Cassandra has three containers, one within another. The outermost container is Keyspace. You can think of Keyspace as a database in the RDBMS land. Next, you will see the column family, which is like a table. Within a column family are columns, and columns live under rows. Each row is identified by a unique row key, which is like the primary key in RDBMS.
Things were pretty monotonous until now, as you already knew everything that we talked about from RDBMS. The difference is in the way Cassandra treats this data. Column families, unlike tables, can be schema free (schema optional). This means you can have different column names for different rows within the same column family.
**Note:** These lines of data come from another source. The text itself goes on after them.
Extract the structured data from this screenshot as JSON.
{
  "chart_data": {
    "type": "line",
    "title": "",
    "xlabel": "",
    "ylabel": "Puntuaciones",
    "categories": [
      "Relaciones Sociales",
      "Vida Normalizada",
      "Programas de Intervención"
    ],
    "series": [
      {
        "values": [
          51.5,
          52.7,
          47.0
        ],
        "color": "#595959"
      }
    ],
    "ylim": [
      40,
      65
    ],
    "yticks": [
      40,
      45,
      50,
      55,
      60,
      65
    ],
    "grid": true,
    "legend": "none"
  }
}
There may be a row that has user_name
, age
, phone
_office
, and phone_home
, while another row can have user_name
, age
, phone
_office
, office
_address
, and email
. You can store about two billion columns per row. This means it can be very handy to store time series data, such as tweets or comments on a blog post. The column name can be a timestamp of these events. In a row, these columns are sorted by natural order; therefore, we can access the time series data in a chronological or reverse chronological order, unlike RDBMS, where each row just takes the space as per the number of columns in it. The other difference is, unlike RDBMS, Cassandra does not have relations. This means relational logic will be needed to be handled at the application level. This means we may want to denormalize things because there is no join.
Rows are identified by a row key. These row keys act as partitioners. Rows are distributed across the cluster, creating effective auto-shading. Each server holds a range(s) of keys. So, if balanced, a server with more nodes will have a fewer number of rows per node. All these concepts will be repeated in detail in the later chapters.